# eclipse unter Win 7 (x64)



## supermonkey (11. Dez 2009)

Hab folgendes Problem: Hab mir das JDK6 (64-Version) installiert und dann eclipse runtergeladen. Beim Starten kommt nun eine Fehlermeldung auf, dass kein Java in dem eclipse-Verzeichnis gefunden wurde. Kann ich eclipse nicht auch iwie in dem Programme(x64) Verzeichnis suchen lassen? Oder wie lös ich dass jetzt am besten?


----------



## maki (11. Dez 2009)

Welche Eclipse ersion hast du enn runtergeladen?
32 Bit oder 64 Bit?
Die 64 Version st übrigens bei weitem nicht so gut unterstützt wie die 32 Bit Eclipse version, für letztere nimmt man dann das 32 Bit Java.


----------



## Heady86 (11. Dez 2009)

Hi,

vielleicht kannst du manuell eine Java Version zuordnen unter "Window -> Preferences -> Java -> Installed JREs"

Grüße


----------



## supermonkey (11. Dez 2009)

maki hat gesagt.:


> Welche Eclipse ersion hast du enn runtergeladen?
> 32 Bit oder 64 Bit?
> Die 64 Version st übrigens bei weitem nicht so gut unterstützt wie die 32 Bit Eclipse version, für letztere nimmt man dann das 32 Bit Java.



Ah ok, hab aus versehen die 32bit Version von eclipse gestartet. 
Sind die Unterschiede für den Anfang relevant? Oder soll ich doch lieber das 32 bit Java installieren?
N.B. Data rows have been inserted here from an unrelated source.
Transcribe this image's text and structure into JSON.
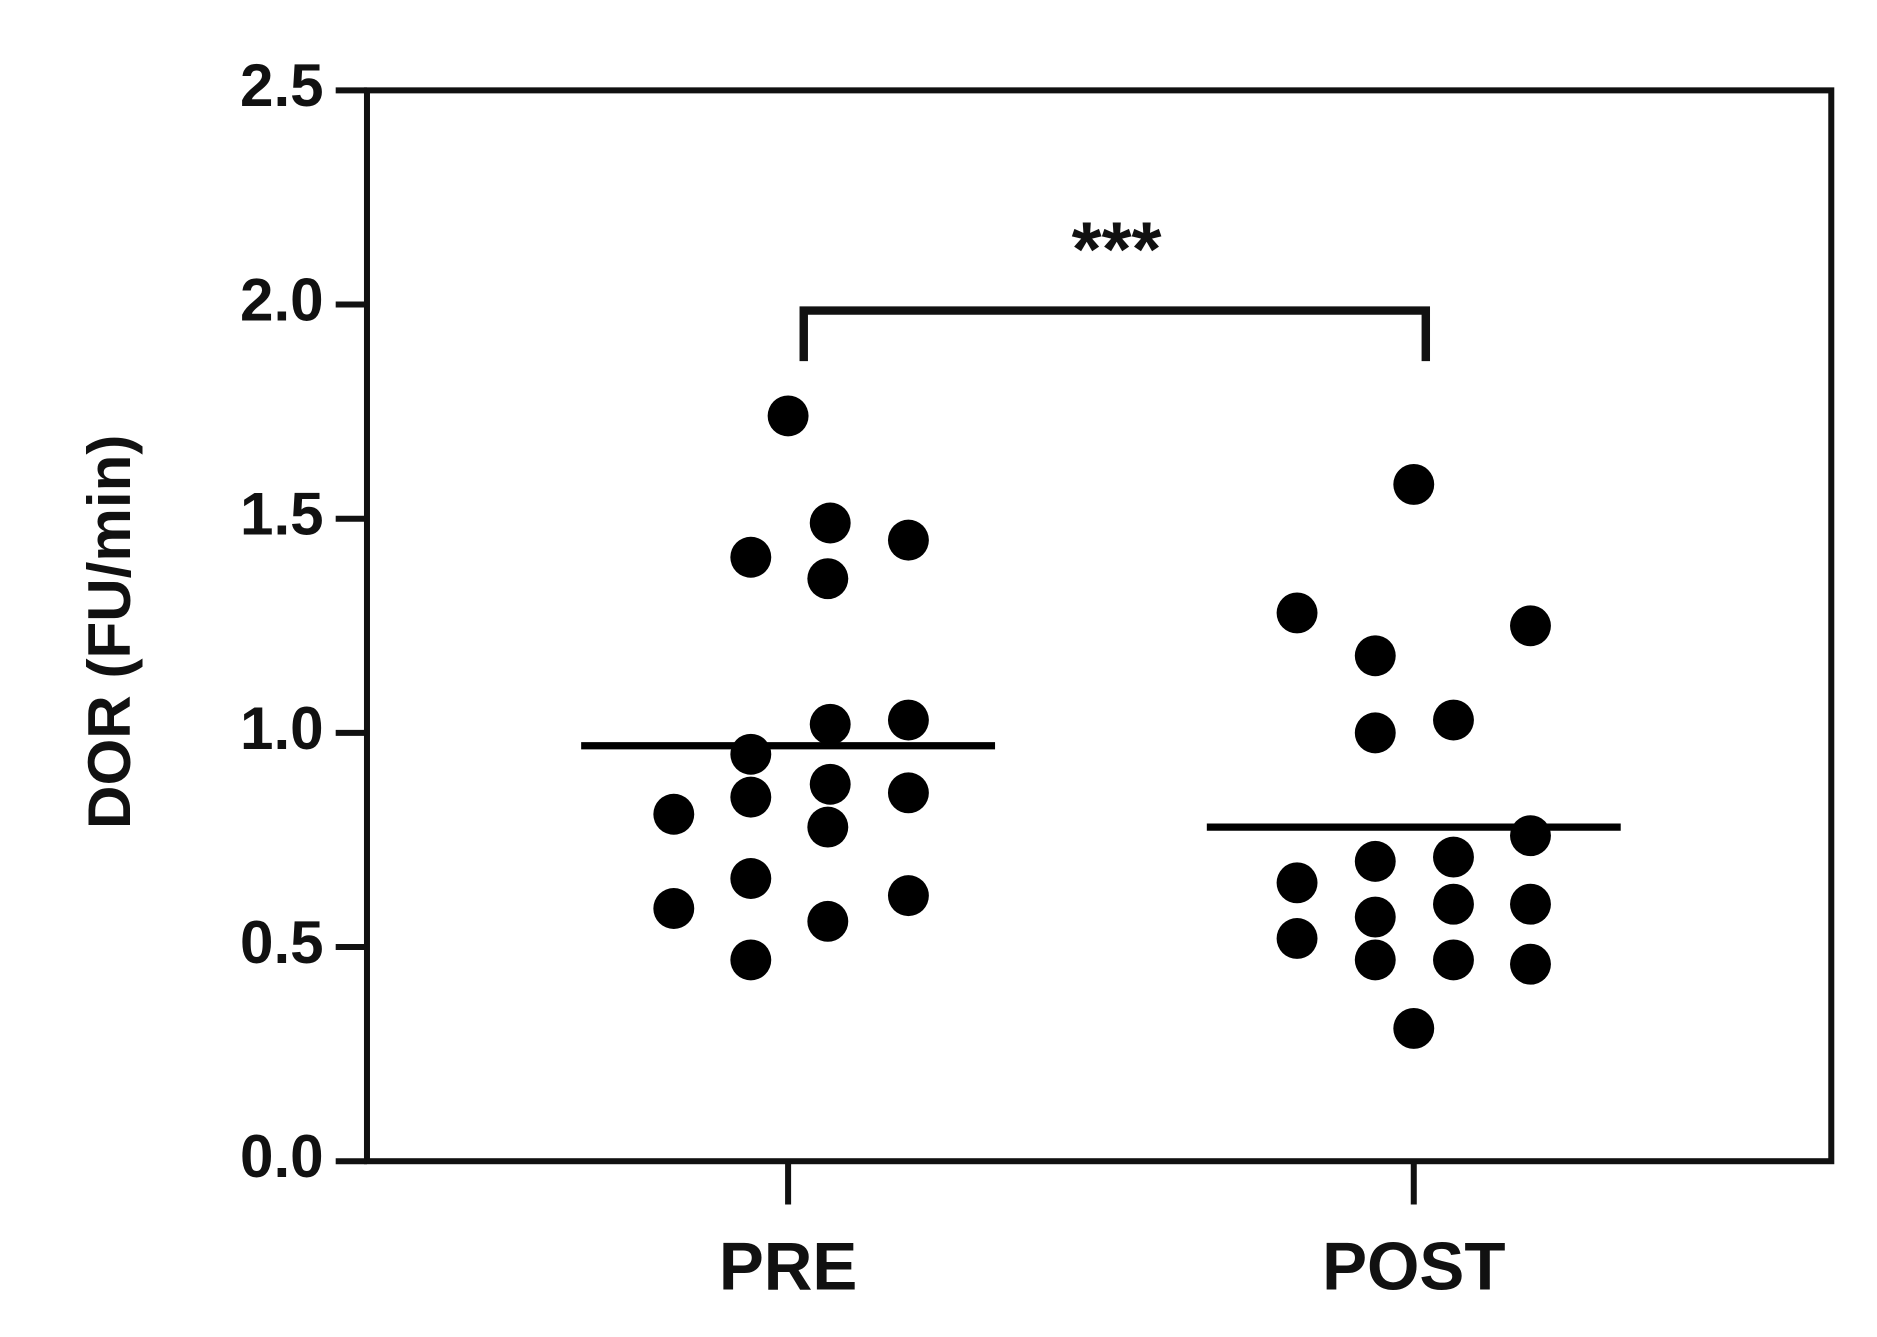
{
  "chart_data": {
    "type": "strip",
    "ylabel": "DOR (FU/min)",
    "categories": [
      "PRE",
      "POST"
    ],
    "series": [
      {
        "color": "#000000",
        "mean": 0.97,
        "values": [
          1.74,
          1.49,
          1.45,
          1.41,
          1.36,
          1.02,
          1.03,
          0.95,
          0.88,
          0.86,
          0.85,
          0.81,
          0.78,
          0.66,
          0.59,
          0.62,
          0.56,
          0.47
        ]
      },
      {
        "color": "#000000",
        "mean": 0.78,
        "values": [
          1.58,
          1.28,
          1.25,
          1.18,
          1.03,
          1.0,
          0.76,
          0.7,
          0.71,
          0.65,
          0.57,
          0.6,
          0.6,
          0.52,
          0.47,
          0.47,
          0.46,
          0.31
        ]
      }
    ],
    "annotation": "***",
    "ylim": [
      0,
      2.5
    ],
    "yticks": [
      {
        "value": 0,
        "label": "0.0"
      },
      {
        "value": 0.5,
        "label": "0.5"
      },
      {
        "value": 1,
        "label": "1.0"
      },
      {
        "value": 1.5,
        "label": "1.5"
      },
      {
        "value": 2,
        "label": "2.0"
      },
      {
        "value": 2.5,
        "label": "2.5"
      }
    ]
  }
}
Wäre es dann besser das 64 bit Java zu deinstallieren oder kommt es bei einer zusätzlichen Installation zu keinen Konflikten?


----------



## Gonzo17 (11. Dez 2009)

Heady86 hat gesagt.:


> Hi,
> 
> vielleicht kannst du manuell eine Java Version zuordnen unter "Window -> Preferences -> Java -> Installed JREs"
> 
> Grüße



Wenn sich Eclipse nichtmal starten lässt? 


Ne also für ein 32-bit Eclipse brauchste auch 32-bit Java. Mit Windows 7 hat das nix zu tun, bei mir läufts unter Windows 7 genauso wie unter Vista oder XP.


----------



## Heady86 (11. Dez 2009)

> Wenn sich Eclipse nichtmal starten lässt?



Hach, ich hätte schwören können, dass da vorher stand "Nach dem Starten..". :autsch:

Ja, das ist dann allerdings etwas unpraktikabel, also ignorieren.

Gut dass heute Freitag ist...

Grüße


----------



## supermonkey (11. Dez 2009)

Ok danke. Aber sollte ich nun einfach 32 bit Java drüber installieren oder davor das 64er deinstallieren?


----------



## maki (11. Dez 2009)

Habe kein Win64 (und sonst auch kein Win mehr), aber der eine oder andere hier hatte diese Probleme schon mal, schon die SuFu ausprobiert?


----------



## Gonzo17 (11. Dez 2009)

Wenn ich mich nicht täusche, dann hab ich hier auch verschiedene Java-Versionen auf dem PC (sowohl 1.5 als 32-bit, wie auch als 64-bit, und eben auch 1.6). Sollte eigentlich kein Problem sein, Eclipse nimmt sich ja nur das, was es braucht. Wenn du die 64-bit-Version aber eh nicht brauchst, dann kannste sie aber auch deinstallieren.


----------